A study of the administration’s 2018 plan by the consulting firm Vital Transformation concluded that reference pricing “penalizes innovation, targets companies with the most advanced, newest products in the market for what are often the most challenging diseases.”

An earlier working paper by Thomas Abbott and John Vernon, published by the National Bureau of Economic Research, found that “cutting prices by 40 to 50 percent in the United States will lead to between 30 and 60 percent fewer R and D projects being undertaken in the early stage of developing a new drug.”

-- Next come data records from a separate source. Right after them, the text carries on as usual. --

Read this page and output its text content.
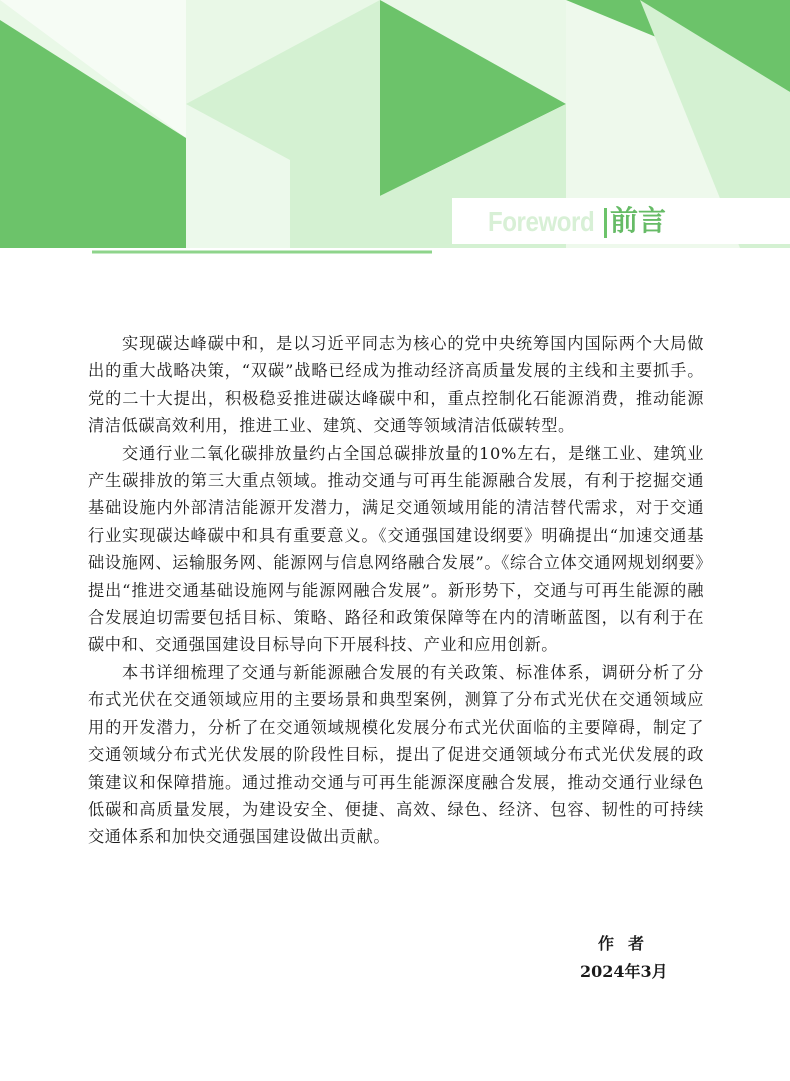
Foreword 前言

实现碳达峰碳中和，是以习近平同志为核心的党中央统筹国内国际两个大局做出的重大战略决策，“双碳”战略已经成为推动经济高质量发展的主线和主要抓手。党的二十大提出，积极稳妥推进碳达峰碳中和，重点控制化石能源消费，推动能源清洁低碳高效利用，推进工业、建筑、交通等领域清洁低碳转型。

交通行业二氧化碳排放量约占全国总碳排放量的10%左右，是继工业、建筑业产生碳排放的第三大重点领域。推动交通与可再生能源融合发展，有利于挖掘交通基础设施内外部清洁能源开发潜力，满足交通领域用能的清洁替代需求，对于交通行业实现碳达峰碳中和具有重要意义。《交通强国建设纲要》明确提出“加速交通基础设施网、运输服务网、能源网与信息网络融合发展”。《综合立体交通网规划纲要》提出“推进交通基础设施网与能源网融合发展”。新形势下，交通与可再生能源的融合发展迫切需要包括目标、策略、路径和政策保障等在内的清晰蓝图，以有利于在碳中和、交通强国建设目标导向下开展科技、产业和应用创新。

本书详细梳理了交通与新能源融合发展的有关政策、标准体系，调研分析了分布式光伏在交通领域应用的主要场景和典型案例，测算了分布式光伏在交通领域应用的开发潜力，分析了在交通领域规模化发展分布式光伏面临的主要障碍，制定了交通领域分布式光伏发展的阶段性目标，提出了促进交通领域分布式光伏发展的政策建议和保障措施。通过推动交通与可再生能源深度融合发展，推动交通行业绿色低碳和高质量发展，为建设安全、便捷、高效、绿色、经济、包容、韧性的可持续交通体系和加快交通强国建设做出贡献。

作者
2024年3月
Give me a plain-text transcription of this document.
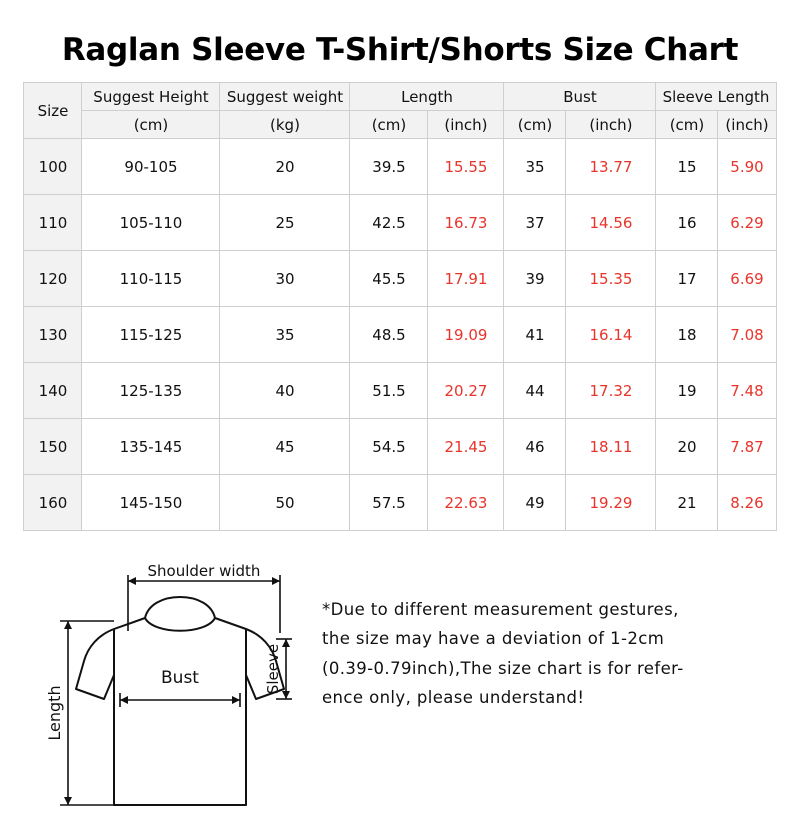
Raglan Sleeve T-Shirt/Shorts Size Chart
Size	Suggest Height	Suggest weight	Length		Bust		Sleeve Length	
	(cm)	(kg)	(cm)	(inch)	(cm)	(inch)	(cm)	(inch)
100	90-105	20	39.5	15.55	35	13.77	15	5.90
110	105-110	25	42.5	16.73	37	14.56	16	6.29
120	110-115	30	45.5	17.91	39	15.35	17	6.69
130	115-125	35	48.5	19.09	41	16.14	18	7.08
140	125-135	40	51.5	20.27	44	17.32	19	7.48
150	135-145	45	54.5	21.45	46	18.11	20	7.87
160	145-150	50	57.5	22.63	49	19.29	21	8.26
Shoulder width
Bust
Length
Sleeve
*Due to different measurement gestures,
the size may have a deviation of 1-2cm
(0.39-0.79inch),The size chart is for refer-
ence only, please understand!
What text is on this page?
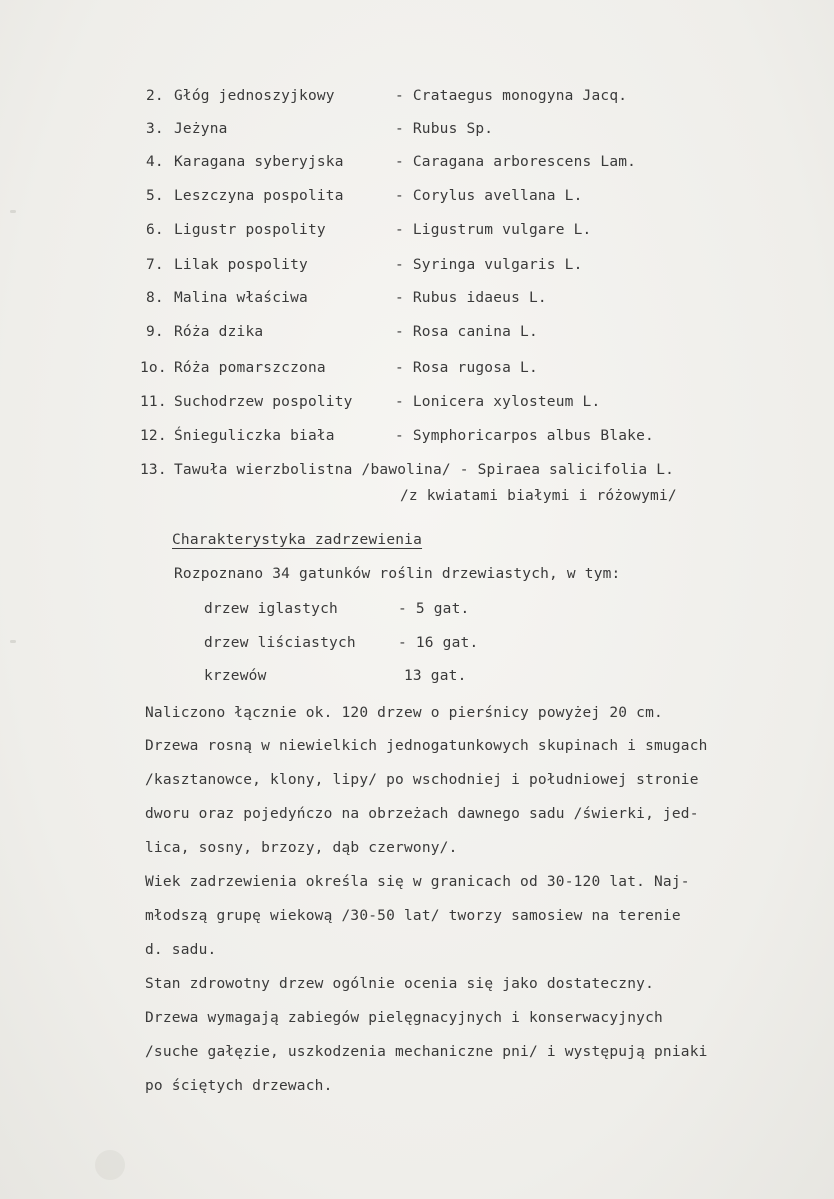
2. Głóg jednoszyjkowy	- Crataegus monogyna Jacq.
3. Jeżyna	- Rubus Sp.
4. Karagana syberyjska	- Caragana arborescens Lam.
5. Leszczyna pospolita	- Corylus avellana L.
6. Ligustr pospolity	- Ligustrum vulgare L.
7. Lilak pospolity	- Syringa vulgaris L.
8. Malina właściwa	- Rubus idaeus L.
9. Róża dzika	- Rosa canina L.
1o. Róża pomarszczona	- Rosa rugosa L.
11. Suchodrzew pospolity	- Lonicera xylosteum L.
12. Śnieguliczka biała	- Symphoricarpos albus Blake.
13. Tawuła wierzbolistna /bawolina/ - Spiraea salicifolia L.
/z kwiatami białymi i różowymi/
Charakterystyka zadrzewienia
Rozpoznano 34 gatunków roślin drzewiastych, w tym:
drzew iglastych	- 5 gat.
drzew liściastych	- 16 gat.
krzewów	13 gat.
Naliczono łącznie ok. 120 drzew o pierśnicy powyżej 20 cm.
Drzewa rosną w niewielkich jednogatunkowych skupinach i smugach
/kasztanowce, klony, lipy/ po wschodniej i południowej stronie
dworu oraz pojedyńczo na obrzeżach dawnego sadu /świerki, jed-
lica, sosny, brzozy, dąb czerwony/.
Wiek zadrzewienia określa się w granicach od 30-120 lat. Naj-
młodszą grupę wiekową /30-50 lat/ tworzy samosiew na terenie
d. sadu.
Stan zdrowotny drzew ogólnie ocenia się jako dostateczny.
Drzewa wymagają zabiegów pielęgnacyjnych i konserwacyjnych
/suche gałęzie, uszkodzenia mechaniczne pni/ i występują pniaki
po ściętych drzewach.
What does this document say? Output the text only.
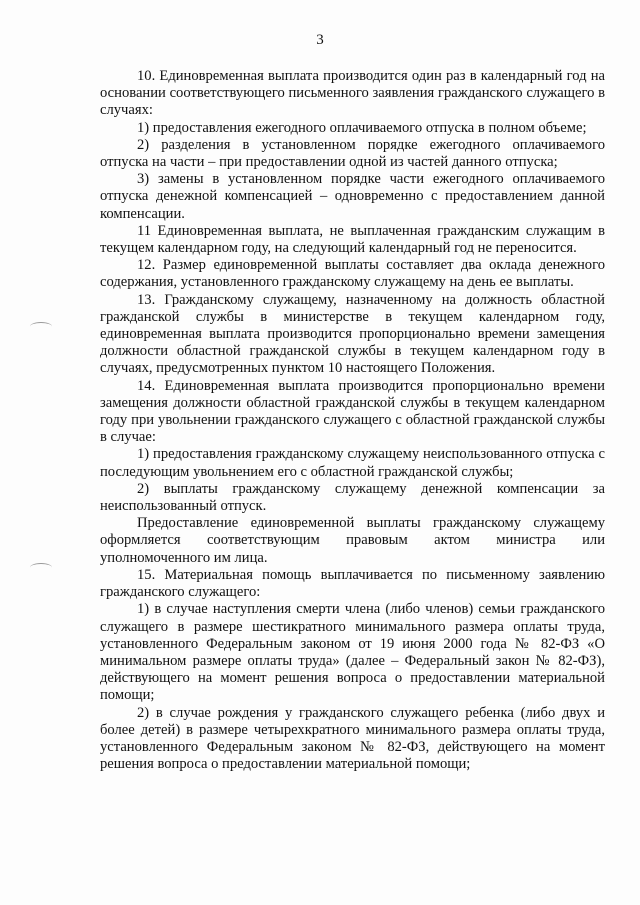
3

10. Единовременная выплата производится один раз в календарный год на основании соответствующего письменного заявления гражданского служащего в случаях:

1) предоставления ежегодного оплачиваемого отпуска в полном объеме;

2) разделения в установленном порядке ежегодного оплачиваемого отпуска на части – при предоставлении одной из частей данного отпуска;

3) замены в установленном порядке части ежегодного оплачиваемого отпуска денежной компенсацией – одновременно с предоставлением данной компенсации.

11 Единовременная выплата, не выплаченная гражданским служащим в текущем календарном году, на следующий календарный год не переносится.

12. Размер единовременной выплаты составляет два оклада денежного содержания, установленного гражданскому служащему на день ее выплаты.

13. Гражданскому служащему, назначенному на должность областной гражданской службы в министерстве в текущем календарном году, единовременная выплата производится пропорционально времени замещения должности областной гражданской службы в текущем календарном году в случаях, предусмотренных пунктом 10 настоящего Положения.

14. Единовременная выплата производится пропорционально времени замещения должности областной гражданской службы в текущем календарном году при увольнении гражданского служащего с областной гражданской службы в случае:

1) предоставления гражданскому служащему неиспользованного отпуска с последующим увольнением его с областной гражданской службы;

2) выплаты гражданскому служащему денежной компенсации за неиспользованный отпуск.

Предоставление единовременной выплаты гражданскому служащему оформляется соответствующим правовым актом министра или уполномоченного им лица.

15. Материальная помощь выплачивается по письменному заявлению гражданского служащего:

1) в случае наступления смерти члена (либо членов) семьи гражданского служащего в размере шестикратного минимального размера оплаты труда, установленного Федеральным законом от 19 июня 2000 года № 82-ФЗ «О минимальном размере оплаты труда» (далее – Федеральный закон № 82-ФЗ), действующего на момент решения вопроса о предоставлении материальной помощи;

2) в случае рождения у гражданского служащего ребенка (либо двух и более детей) в размере четырехкратного минимального размера оплаты труда, установленного Федеральным законом № 82-ФЗ, действующего на момент решения вопроса о предоставлении материальной помощи;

Even with the disruptions of COVID-19, the Food & Drug Administration will approve around 50 new medicines this year for such diseases as lung cancer, muscular dystrophy, and malaria. Imagine if 10 or 20 of those were never developed: No wonder so many patient-advocacy groups oppose index pricing.

The U.S. is by far the leader in pharmaceutical innovation because we have a relatively free market. Price controls have severely harmed the European and Japanese drug-manufacturing industries, and we can expect the same if the U.S. adopts reference pricing.

But how to get other wealthy nations to stop free-riding and do the right thing?

President Trump could use trade negotiations to force other countries to reduce or end their price controls. Nations could still provide subsidies to their citizens, but they should not set prices for American medicines — any more than the U.S. government should set prices for German cars.

There are better ways than price controls to cut out-of-pocket costs for seniors. By making it easier to bring generics to market, the White House has already increased competition and helped hold down prices. CVS Health, the largest pharmaceutical benefit manager, reported that for 2019, drug prices fell 0.1 percent and even prices of the most innovative specialty drugs rose just 1.6 percent.

More can be done. What about a ceiling on out-of-pocket Part D Medicare expenditures? Or caps on monthly spending, as some states have already enacted? Or reform of the corrupt rebate system? Or an expansion of co-pay coupons to Medicare, where they’re now banned? These changes are relatively easy, and, contrary to index pricing, they improve Americans’ health rather than endangering it.